Want a Dog; in spite of myself.

I haven't written a new blog in what seems like a very long time, and before reading this one you should know it's going to be fluff. No deep realizations or great information/discoveries/insights, although as I'm saying this I am realizing that prior posts may not have had any of those either and I've just revealed how incredibly egotistical I am. Anyway, the warning should allow you to act accordingly. To read or not to read, that is the question. Or for the geeks in all of us "Run Away, Run away!".

Begin.

The other day I was watching TV. I know Shocker! Animal Planet has this show called Dogs101. It goes over different breeds of dogs and ranks them in key areas to help potential pet owners make an informed decision. Each breed they are covering for the episode is graded by things like "Weather Tolerance", "Good Family Dog", "Health", "Grooming Requirements" and "Exercise Needs".

As I was watching it I found myself wanting to get a dog. I've never had a dog of my own. In fact growing up we only had a few pets ever and they were mostly cats that died and usually it was euthanasia (word of the day, ten points). There was a bunny that I won't go into, and David had an albino rat that escaped, became wild again and bit him. There were two dogs "Buster and Snaps" but they were Ben's dogs and not the rest of the families. To put it more succinctly, I personally, as an adult have never had a dog.

Judging by my pet skills to date, that's probably a good thing. We as a family have had some fish, and I had one in my office. Notice the 'had'. Hyrum had a $90 Russian Tortoise, which the boys played with in the back yard and never brought in again. Who knows where he is now.

But I've gotten off track. Regardless of how good an owner I would be, the show got me thinking about wanting a dog, and what kind I would like. Mostly I know what kind I would want. I want a Charlie dog.

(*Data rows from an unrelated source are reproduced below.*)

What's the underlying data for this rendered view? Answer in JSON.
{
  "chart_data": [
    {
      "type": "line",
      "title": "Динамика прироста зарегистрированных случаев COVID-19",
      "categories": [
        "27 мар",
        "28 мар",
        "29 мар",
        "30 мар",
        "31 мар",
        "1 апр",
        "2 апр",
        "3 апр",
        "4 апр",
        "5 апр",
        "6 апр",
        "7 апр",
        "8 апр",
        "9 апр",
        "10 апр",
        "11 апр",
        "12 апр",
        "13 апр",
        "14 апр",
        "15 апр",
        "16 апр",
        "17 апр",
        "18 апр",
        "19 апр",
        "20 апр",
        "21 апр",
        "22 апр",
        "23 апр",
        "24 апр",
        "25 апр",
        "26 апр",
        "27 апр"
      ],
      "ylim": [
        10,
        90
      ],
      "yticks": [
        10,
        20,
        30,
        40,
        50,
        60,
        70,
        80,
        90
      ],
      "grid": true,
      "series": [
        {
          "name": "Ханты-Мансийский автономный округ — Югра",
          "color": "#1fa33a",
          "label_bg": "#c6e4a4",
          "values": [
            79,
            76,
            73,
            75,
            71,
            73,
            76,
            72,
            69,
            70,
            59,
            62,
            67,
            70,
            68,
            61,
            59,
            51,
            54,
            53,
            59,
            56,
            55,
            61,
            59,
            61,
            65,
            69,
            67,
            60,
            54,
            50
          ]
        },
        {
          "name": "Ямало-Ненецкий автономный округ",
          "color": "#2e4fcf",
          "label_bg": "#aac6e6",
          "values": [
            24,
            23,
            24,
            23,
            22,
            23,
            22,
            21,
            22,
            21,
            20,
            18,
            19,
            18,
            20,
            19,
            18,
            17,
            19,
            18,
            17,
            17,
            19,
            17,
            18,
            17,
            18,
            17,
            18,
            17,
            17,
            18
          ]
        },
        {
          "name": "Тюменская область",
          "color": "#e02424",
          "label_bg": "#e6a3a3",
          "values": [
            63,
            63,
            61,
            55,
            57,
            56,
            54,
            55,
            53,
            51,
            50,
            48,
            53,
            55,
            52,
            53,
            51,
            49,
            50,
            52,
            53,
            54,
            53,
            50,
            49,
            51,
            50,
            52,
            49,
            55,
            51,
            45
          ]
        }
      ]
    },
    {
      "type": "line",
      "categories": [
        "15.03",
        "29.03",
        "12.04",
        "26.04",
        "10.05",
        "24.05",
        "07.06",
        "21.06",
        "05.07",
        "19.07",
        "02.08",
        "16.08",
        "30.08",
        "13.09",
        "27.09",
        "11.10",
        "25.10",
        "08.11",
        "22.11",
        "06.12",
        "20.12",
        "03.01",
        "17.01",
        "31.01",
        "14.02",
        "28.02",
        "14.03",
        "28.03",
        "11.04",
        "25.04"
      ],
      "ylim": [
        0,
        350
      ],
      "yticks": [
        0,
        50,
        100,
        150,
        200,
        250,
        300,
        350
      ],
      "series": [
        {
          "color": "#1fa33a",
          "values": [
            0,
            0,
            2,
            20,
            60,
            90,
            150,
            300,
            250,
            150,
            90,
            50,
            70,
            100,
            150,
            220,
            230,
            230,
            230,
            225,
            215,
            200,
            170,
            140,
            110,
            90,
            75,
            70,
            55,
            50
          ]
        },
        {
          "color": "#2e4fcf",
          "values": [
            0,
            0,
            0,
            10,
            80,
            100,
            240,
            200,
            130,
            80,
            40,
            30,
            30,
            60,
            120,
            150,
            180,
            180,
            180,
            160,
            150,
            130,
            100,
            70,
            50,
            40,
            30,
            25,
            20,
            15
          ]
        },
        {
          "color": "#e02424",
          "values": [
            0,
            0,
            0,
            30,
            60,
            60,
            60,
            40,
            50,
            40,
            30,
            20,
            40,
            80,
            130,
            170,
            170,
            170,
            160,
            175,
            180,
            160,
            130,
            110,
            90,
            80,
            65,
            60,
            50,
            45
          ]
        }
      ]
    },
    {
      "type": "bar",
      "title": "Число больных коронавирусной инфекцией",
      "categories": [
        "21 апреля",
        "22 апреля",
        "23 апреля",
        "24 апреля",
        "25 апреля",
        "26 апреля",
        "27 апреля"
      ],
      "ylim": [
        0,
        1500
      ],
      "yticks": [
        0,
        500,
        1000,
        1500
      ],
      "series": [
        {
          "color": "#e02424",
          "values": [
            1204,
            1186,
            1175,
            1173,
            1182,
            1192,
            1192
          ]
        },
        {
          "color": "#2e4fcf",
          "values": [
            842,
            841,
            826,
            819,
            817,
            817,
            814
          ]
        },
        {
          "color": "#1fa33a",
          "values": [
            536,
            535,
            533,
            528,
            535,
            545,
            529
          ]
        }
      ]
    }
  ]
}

My sister and her husband have the best dog in the world in my mind. His name is Charlie after "Charlie and the Chocolate Factory" due to his sad eyes and the song "Cheer up Charlie" from the original, not Johnny Depp creepy version. Charlie is a little dog. I'm not sure what he is, but if I had to guess he's a mix between a chihuahua, Daschund, beagle and a ..... let's say Great Dane. No ... let's say Bull Mastiff, just because it's a funnier thought. He's kind of a longer dog, with short ears, short hair, and an aerodynamic head that makes him look really fast. Oh, and he sprints like he's on crack if you get him whooped up, and jumps twice or 3 times his own height when he wants to be held, and is a great lapdog. He'll climb up and let you pet him for hours.

Barring a Charlie, I would settle for these traits.

Good with children and babies.
Barks at strangers but wouldn't bite.
Good with other dogs, wouldn't bark.
Has own fax machine.
Smells nice.
Has short hair.
Is on the medium-small side (like a boxer or small bulldog)
Long nose because all dogs should have long noses. A dog with a squat face is rediculous.
Wants to be walked a lot. (more for my sake than his).

If any of you know what kind of dog fits all those criteria, let me know and I will take him.